Our study showed that living in urban areas was positively correlated with sport participation in both groups, whereas living in more rural areas correlated negatively with sport participation in those with a long-standing illness or disability. This may reflect the variance in infrastructure37 and is in keeping with previous reports.38 Public health policy planners and commissioners need to consider the potential for creating or exacerbating geographical health inequalities within local communities.39 ,40 We also found that participants reporting a long-standing illness were less likely to have access to the internet, so that the availability of personal internet access should be considered when designing initiatives.

Strengths and limitations

This study used existing data from CHS, which is representative of the general NI and UK population, with questionnaire respondents being unaware of the focus of this study. Our findings offer insight into an understudied area, reviewing correlates of sport participation in those with a disability or long-standing illness.

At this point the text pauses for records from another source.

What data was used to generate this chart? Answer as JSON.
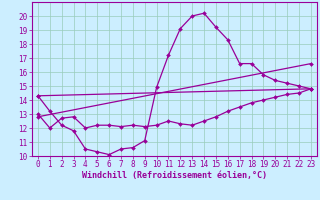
{
  "bg_color": "#cceeff",
  "grid_color": "#99ccbb",
  "line_color": "#990099",
  "marker": "D",
  "markersize": 2.0,
  "linewidth": 0.9,
  "xlabel": "Windchill (Refroidissement éolien,°C)",
  "xlabel_fontsize": 6.0,
  "tick_fontsize": 5.5,
  "ylim": [
    10,
    21
  ],
  "xlim": [
    -0.5,
    23.5
  ],
  "yticks": [
    10,
    11,
    12,
    13,
    14,
    15,
    16,
    17,
    18,
    19,
    20
  ],
  "xticks": [
    0,
    1,
    2,
    3,
    4,
    5,
    6,
    7,
    8,
    9,
    10,
    11,
    12,
    13,
    14,
    15,
    16,
    17,
    18,
    19,
    20,
    21,
    22,
    23
  ],
  "series": [
    {
      "x": [
        0,
        1,
        2,
        3,
        4,
        5,
        6,
        7,
        8,
        9,
        10,
        11,
        12,
        13,
        14,
        15,
        16,
        17,
        18,
        19,
        20,
        21,
        22,
        23
      ],
      "y": [
        14.3,
        13.2,
        12.2,
        11.8,
        10.5,
        10.3,
        10.1,
        10.5,
        10.6,
        11.1,
        14.9,
        17.2,
        19.1,
        20.0,
        20.2,
        19.2,
        18.3,
        16.6,
        16.6,
        15.8,
        15.4,
        15.2,
        15.0,
        14.8
      ]
    },
    {
      "x": [
        0,
        1,
        2,
        3,
        4,
        5,
        6,
        7,
        8,
        9,
        10,
        11,
        12,
        13,
        14,
        15,
        16,
        17,
        18,
        19,
        20,
        21,
        22,
        23
      ],
      "y": [
        13.0,
        12.0,
        12.7,
        12.8,
        12.0,
        12.2,
        12.2,
        12.1,
        12.2,
        12.1,
        12.2,
        12.5,
        12.3,
        12.2,
        12.5,
        12.8,
        13.2,
        13.5,
        13.8,
        14.0,
        14.2,
        14.4,
        14.5,
        14.8
      ]
    },
    {
      "x": [
        0,
        23
      ],
      "y": [
        12.8,
        16.6
      ]
    },
    {
      "x": [
        0,
        23
      ],
      "y": [
        14.3,
        14.8
      ]
    }
  ]
}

A limitation of this study is the potential variation in individuals’ interpretation of the meaning of questions or phrases such as ‘long-term illness/disability’. Other variables which are relevant to sport participation, such as family characteristics,41 ,42 have not been included in our analyses, but such data are not routinely collected or accessible to policy planners. Also, levels of sport participation were not validated externally6 and as we only included adults, the results have limited applicability to children.

This is a cross-sectional study, thereby minimising the ability to infer causal relationships between the hypothesised determinants and physical activity. Longitudinal and intervention studies in people with long-term health conditions and sport participation are therefore required.

Conclusions

Personal (sex, age, marital status), social (educational qualifications, sport club/organisation membership, employment, social class, access to state benefits, level of deprivation) and environmental (car/van access, living in urban or rural locations) barriers and facilitators influence the amount of sport participation people with a disability/long-standing illness undertake. Correlates of sport participation are multifactorial and differ between those in the general adult population and those with long-term illness/disability. Positive correlations for sport participation for the full study population but not in those with a long-standing illness/disability were degree-level education, having internet access and not currently smoking. Negative correlations for sport participation in those with a long-standing illness/disability not found in the full study population included being married or cohabiting compared to being single and greater socioeconomic deprivation.

Health promotion for people with disabilities/long-standing illnesses is an important area for UK policymakers and the health community, particularly in allowing people to meet the current recommended physical activity levels3 and tackling the secondary consequences of physical inactivity. The study findings may be utilised in targeting and developing new, tailored public health physical activity and sport participation campaigns for this underserved population group, directing focused efforts towards older females, who are married/cohabiting, socioeconomically deprived, living in rural areas, without personal internet access and who report their health as ‘not good’ in the last year. A further study of initiatives developed to support sport participation among people with long-standing illness/disability is needed.